VPNs, or virtual private networks, establish an encrypted connection between a user and the public internet — and they can also mask the location of user, making it appear as if they’re accessing the internet from another state or country.

A number of Texans evidently have a newfound interest in location-spoofing VPN services, coming after Pornhub and other affiliated adult websites on March 14 blocked access to users in the state to protest Texas’ age-verification law requiring pornography sites to institute age-verification measures to ensure only adults 18 and older are able to access them.

A new message displayed Thursday on Pornhub (and other sites operated by parent company Aylo) to users with internet addresses registered to ISPs in Texas explained that it was disabling access to comply with the law. The company claims it has long supported age-verification access measures, but criticized the Texas law as “ineffective, haphazard and dangerous” because it forces users to provide identification every time they visit an adult-content platform rather than verifying users’ ages on their devices.

“Until the real solution is offered, we have made the difficult decision to completely disable access to our website in Texas,” the message on Pornhub and other Aylo sites said. “In doing so, we are complying with the law, as we always do, but hope that governments around the world will implement laws that actually protect the safety and security of users.”

Of the 20 metro areas tracked by Google, the highest search interest in VPNs over that the past seven days was in Dallas-Ft. Worth, followed by Houston, Austin, Waco-Temple-Bryan and San Antonio.

Here’s the Google Trends chart showing relative search interest in the term “VPN” over the past seven days in Texas:

Aylo is owned by Canadian private-equity firm Ethical Capital Partners, which acquired Pornhub’s predecessor company MindGeek for undisclosed financial terms last year.

In a statement, Alex Kekesi, Aylo’s VP of brand and community, said about the situation in Texas: “This is not the end.
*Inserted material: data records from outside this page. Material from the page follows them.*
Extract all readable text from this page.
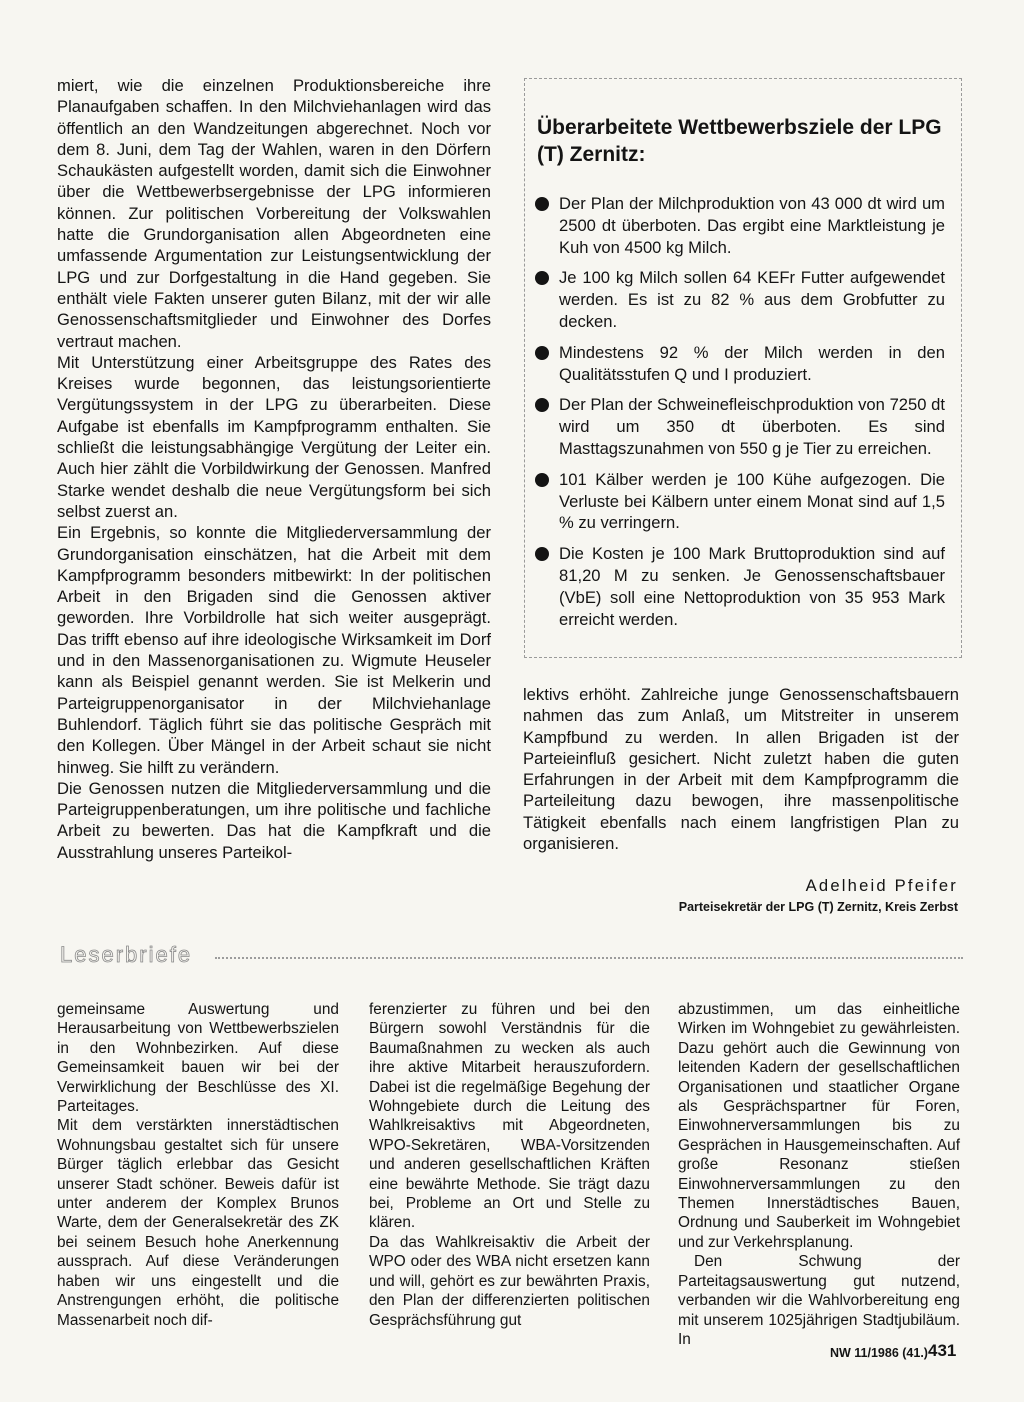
miert, wie die einzelnen Produktionsbereiche ihre Planaufgaben schaffen. In den Milchviehanlagen wird das öffentlich an den Wandzeitungen abgerechnet. Noch vor dem 8. Juni, dem Tag der Wahlen, waren in den Dörfern Schaukästen aufgestellt worden, damit sich die Einwohner über die Wettbewerbsergebnisse der LPG informieren können. Zur politischen Vorbereitung der Volkswahlen hatte die Grundorganisation allen Abgeordneten eine umfassende Argumentation zur Leistungsentwicklung der LPG und zur Dorfgestaltung in die Hand gegeben. Sie enthält viele Fakten unserer guten Bilanz, mit der wir alle Genossenschaftsmitglieder und Einwohner des Dorfes vertraut machen.

Mit Unterstützung einer Arbeitsgruppe des Rates des Kreises wurde begonnen, das leistungsorientierte Vergütungssystem in der LPG zu überarbeiten. Diese Aufgabe ist ebenfalls im Kampfprogramm enthalten. Sie schließt die leistungsabhängige Vergütung der Leiter ein. Auch hier zählt die Vorbildwirkung der Genossen. Manfred Starke wendet deshalb die neue Vergütungsform bei sich selbst zuerst an.

Ein Ergebnis, so konnte die Mitgliederversammlung der Grundorganisation einschätzen, hat die Arbeit mit dem Kampfprogramm besonders mitbewirkt: In der politischen Arbeit in den Brigaden sind die Genossen aktiver geworden. Ihre Vorbildrolle hat sich weiter ausgeprägt. Das trifft ebenso auf ihre ideologische Wirksamkeit im Dorf und in den Massenorganisationen zu. Wigmute Heuseler kann als Beispiel genannt werden. Sie ist Melkerin und Parteigruppenorganisator in der Milchviehanlage Buhlendorf. Täglich führt sie das politische Gespräch mit den Kollegen. Über Mängel in der Arbeit schaut sie nicht hinweg. Sie hilft zu verändern.

Die Genossen nutzen die Mitgliederversammlung und die Parteigruppenberatungen, um ihre politische und fachliche Arbeit zu bewerten. Das hat die Kampfkraft und die Ausstrahlung unseres Parteikol-

Überarbeitete Wettbewerbsziele der LPG (T) Zernitz:
Der Plan der Milchproduktion von 43 000 dt wird um 2500 dt überboten. Das ergibt eine Marktleistung je Kuh von 4500 kg Milch.
Je 100 kg Milch sollen 64 KEFr Futter aufgewendet werden. Es ist zu 82 % aus dem Grobfutter zu decken.
Mindestens 92 % der Milch werden in den Qualitätsstufen Q und I produziert.
Der Plan der Schweinefleischproduktion von 7250 dt wird um 350 dt überboten. Es sind Masttagszunahmen von 550 g je Tier zu erreichen.
101 Kälber werden je 100 Kühe aufgezogen. Die Verluste bei Kälbern unter einem Monat sind auf 1,5 % zu verringern.
Die Kosten je 100 Mark Bruttoproduktion sind auf 81,20 M zu senken. Je Genossenschaftsbauer (VbE) soll eine Nettoproduktion von 35 953 Mark erreicht werden.

lektivs erhöht. Zahlreiche junge Genossenschaftsbauern nahmen das zum Anlaß, um Mitstreiter in unserem Kampfbund zu werden. In allen Brigaden ist der Parteieinfluß gesichert. Nicht zuletzt haben die guten Erfahrungen in der Arbeit mit dem Kampfprogramm die Parteileitung dazu bewogen, ihre massenpolitische Tätigkeit ebenfalls nach einem langfristigen Plan zu organisieren.

Adelheid Pfeifer
Parteisekretär der LPG (T) Zernitz, Kreis Zerbst
Leserbriefe

gemeinsame Auswertung und Herausarbeitung von Wettbewerbszielen in den Wohnbezirken. Auf diese Gemeinsamkeit bauen wir bei der Verwirklichung der Beschlüsse des XI. Parteitages.

Mit dem verstärkten innerstädtischen Wohnungsbau gestaltet sich für unsere Bürger täglich erlebbar das Gesicht unserer Stadt schöner. Beweis dafür ist unter anderem der Komplex Brunos Warte, dem der Generalsekretär des ZK bei seinem Besuch hohe Anerkennung aussprach. Auf diese Veränderungen haben wir uns eingestellt und die Anstrengungen erhöht, die politische Massenarbeit noch dif-

ferenzierter zu führen und bei den Bürgern sowohl Verständnis für die Baumaßnahmen zu wecken als auch ihre aktive Mitarbeit herauszufordern. Dabei ist die regelmäßige Begehung der Wohngebiete durch die Leitung des Wahlkreisaktivs mit Abgeordneten, WPO-Sekretären, WBA-Vorsitzenden und anderen gesellschaftlichen Kräften eine bewährte Methode. Sie trägt dazu bei, Probleme an Ort und Stelle zu klären.

Da das Wahlkreisaktiv die Arbeit der WPO oder des WBA nicht ersetzen kann und will, gehört es zur bewährten Praxis, den Plan der differenzierten politischen Gesprächsführung gut

abzustimmen, um das einheitliche Wirken im Wohngebiet zu gewährleisten. Dazu gehört auch die Gewinnung von leitenden Kadern der gesellschaftlichen Organisationen und staatlicher Organe als Gesprächspartner für Foren, Einwohnerversammlungen bis zu Gesprächen in Hausgemeinschaften. Auf große Resonanz stießen Einwohnerversammlungen zu den Themen Innerstädtisches Bauen, Ordnung und Sauberkeit im Wohngebiet und zur Verkehrsplanung.

Den Schwung der Parteitagsauswertung gut nutzend, verbanden wir die Wahlvorbereitung eng mit unserem 1025jährigen Stadtjubiläum. In

NW 11/1986 (41.) 431
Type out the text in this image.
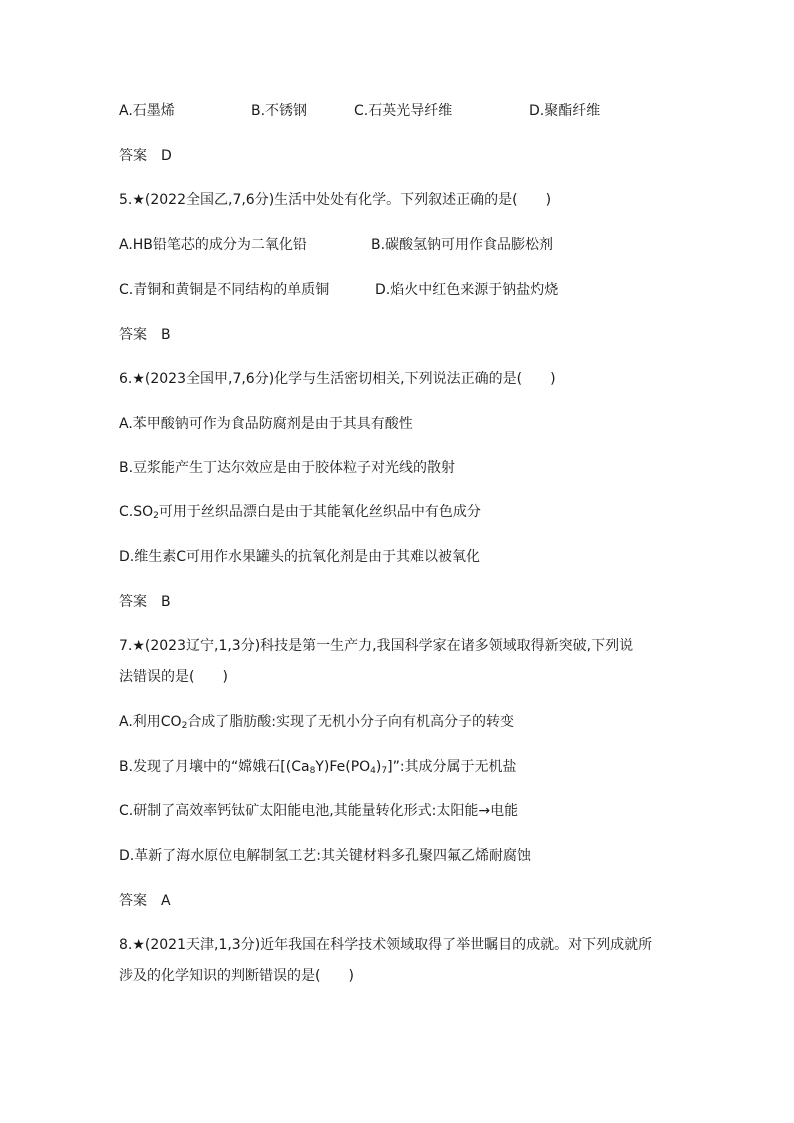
A.石墨烯	B.不锈钢	C.石英光导纤维	D.聚酯纤维
答案 D
5.★(2022全国乙,7,6分)生活中处处有化学。下列叙述正确的是(　　)
A.HB铅笔芯的成分为二氧化铅	B.碳酸氢钠可用作食品膨松剂
C.青铜和黄铜是不同结构的单质铜	D.焰火中红色来源于钠盐灼烧
答案 B
6.★(2023全国甲,7,6分)化学与生活密切相关,下列说法正确的是(　　)
A.苯甲酸钠可作为食品防腐剂是由于其具有酸性
B.豆浆能产生丁达尔效应是由于胶体粒子对光线的散射
$C.SO_2$可用于丝织品漂白是由于其能氧化丝织品中有色成分
D.维生素C可用作水果罐头的抗氧化剂是由于其难以被氧化
答案 B
7.★(2023辽宁,1,3分)科技是第一生产力,我国科学家在诸多领域取得新突破,下列说
法错误的是(　　)
A.利用$CO_2$合成了脂肪酸:实现了无机小分子向有机高分子的转变
B.发现了月壤中的“嫦娥石$[(Ca_8Y)Fe(PO_4)_7]$”:其成分属于无机盐
C.研制了高效率钙钛矿太阳能电池,其能量转化形式:太阳能→电能
D.革新了海水原位电解制氢工艺:其关键材料多孔聚四氟乙烯耐腐蚀
答案 A
8.★(2021天津,1,3分)近年我国在科学技术领域取得了举世瞩目的成就。对下列成就所
涉及的化学知识的判断错误的是(　　)
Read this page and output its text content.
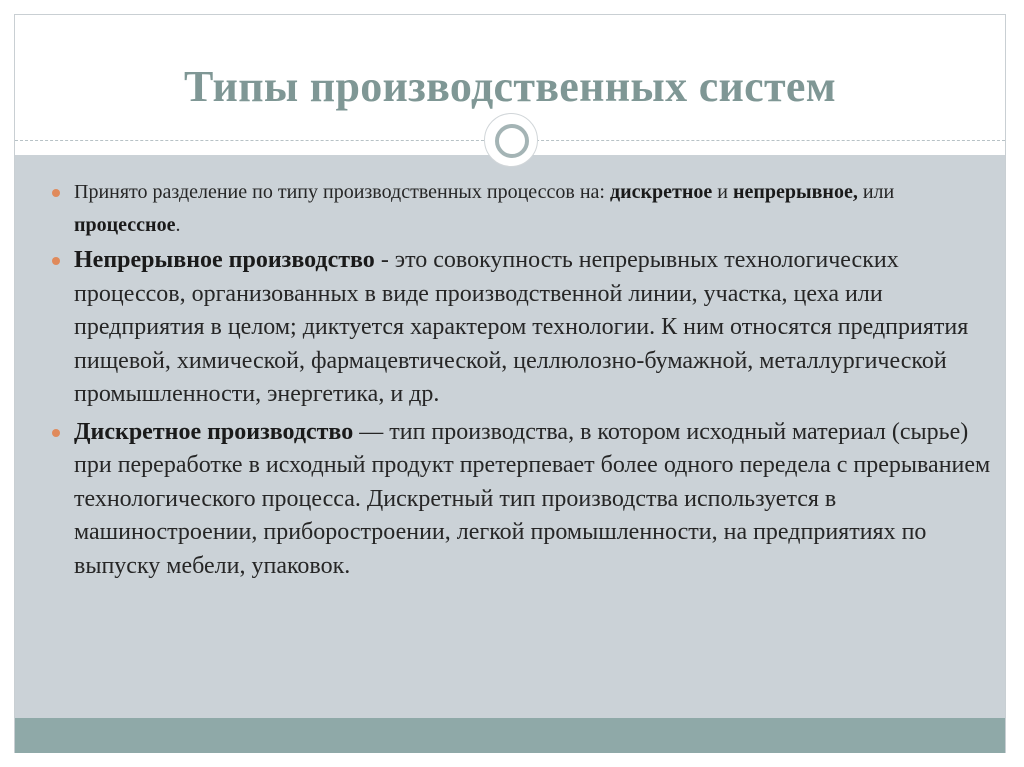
Типы производственных систем
Принято разделение по типу производственных процессов на: дискретное и непрерывное, или процессное.
Непрерывное производство - это совокупность непрерывных технологических процессов, организованных в виде производственной линии, участка, цеха или предприятия в целом; диктуется характером технологии. К ним относятся предприятия пищевой, химической, фармацевтической, целлюлозно-бумажной, металлургической промышленности, энергетика, и др.
Дискретное производство — тип производства, в котором исходный материал (сырье) при переработке в исходный продукт претерпевает более одного передела с прерыванием технологического процесса. Дискретный тип производства используется в машиностроении, приборостроении, легкой промышленности, на предприятиях по выпуску мебели, упаковок.
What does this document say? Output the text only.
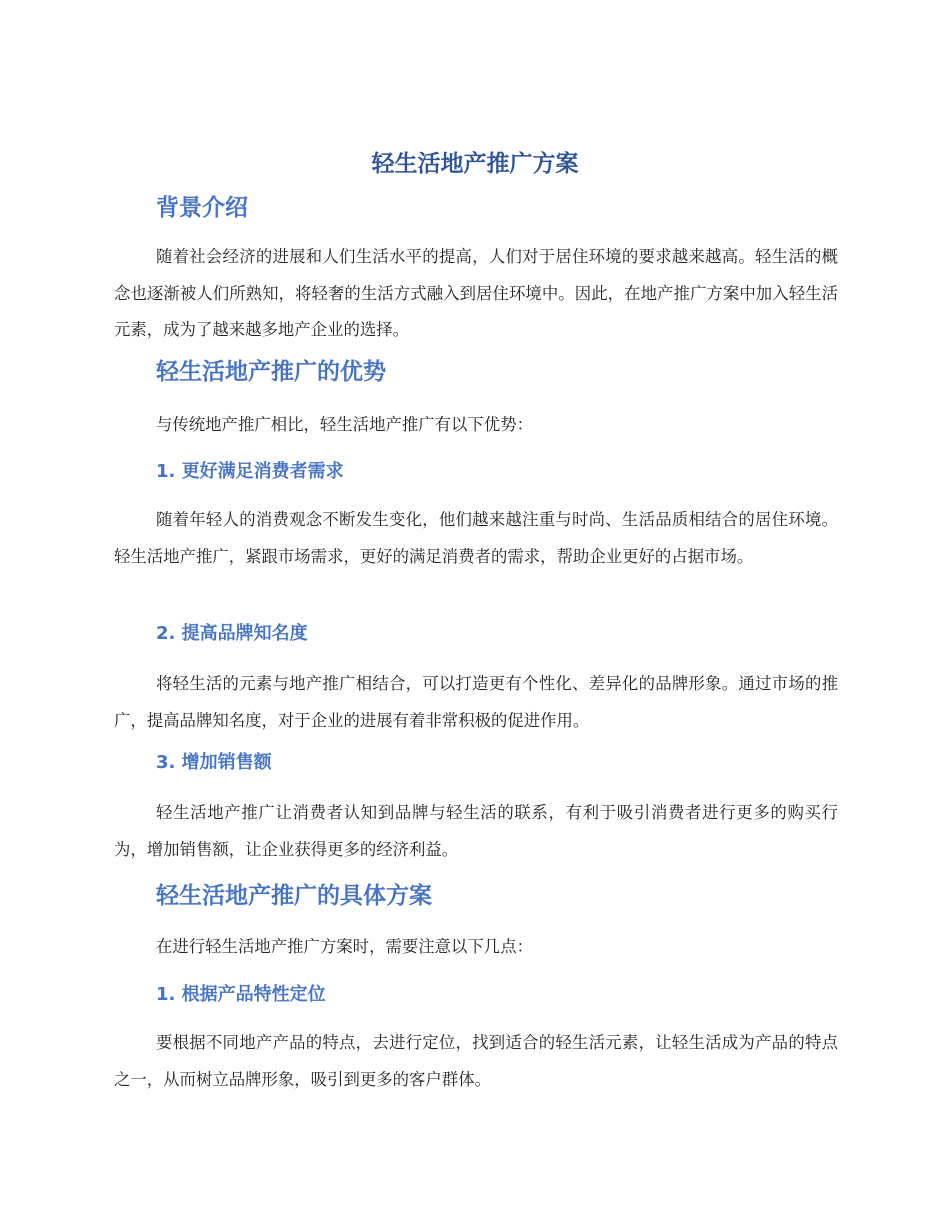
轻生活地产推广方案
背景介绍

随着社会经济的进展和人们生活水平的提高，人们对于居住环境的要求越来越高。轻生活的概念也逐渐被人们所熟知，将轻奢的生活方式融入到居住环境中。因此，在地产推广方案中加入轻生活元素，成为了越来越多地产企业的选择。

轻生活地产推广的优势

与传统地产推广相比，轻生活地产推广有以下优势：

1. 更好满足消费者需求

随着年轻人的消费观念不断发生变化，他们越来越注重与时尚、生活品质相结合的居住环境。轻生活地产推广，紧跟市场需求，更好的满足消费者的需求，帮助企业更好的占据市场。

2. 提高品牌知名度

将轻生活的元素与地产推广相结合，可以打造更有个性化、差异化的品牌形象。通过市场的推广，提高品牌知名度，对于企业的进展有着非常积极的促进作用。

3. 增加销售额

轻生活地产推广让消费者认知到品牌与轻生活的联系，有利于吸引消费者进行更多的购买行为，增加销售额，让企业获得更多的经济利益。

轻生活地产推广的具体方案

在进行轻生活地产推广方案时，需要注意以下几点：

1. 根据产品特性定位

要根据不同地产产品的特点，去进行定位，找到适合的轻生活元素，让轻生活成为产品的特点之一，从而树立品牌形象，吸引到更多的客户群体。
We are reviewing options and consulting with our legal team… We will continue to fight for our industry and the performers that legally earn a living, and we will continue to appeal through all available judicial recourse to recognize that this law is unconstitutional.”

Pornhub and Aylo’s network of other sites — which include Brazzers, RedTube, YouPorn, Mofos and Reality Kings — are also blocked or restricted in at least seven other U.S. states where similar laws have been enacted: Arkansas, Louisiana, Mississippi, Montana, North Carolina, Virginia and Utah.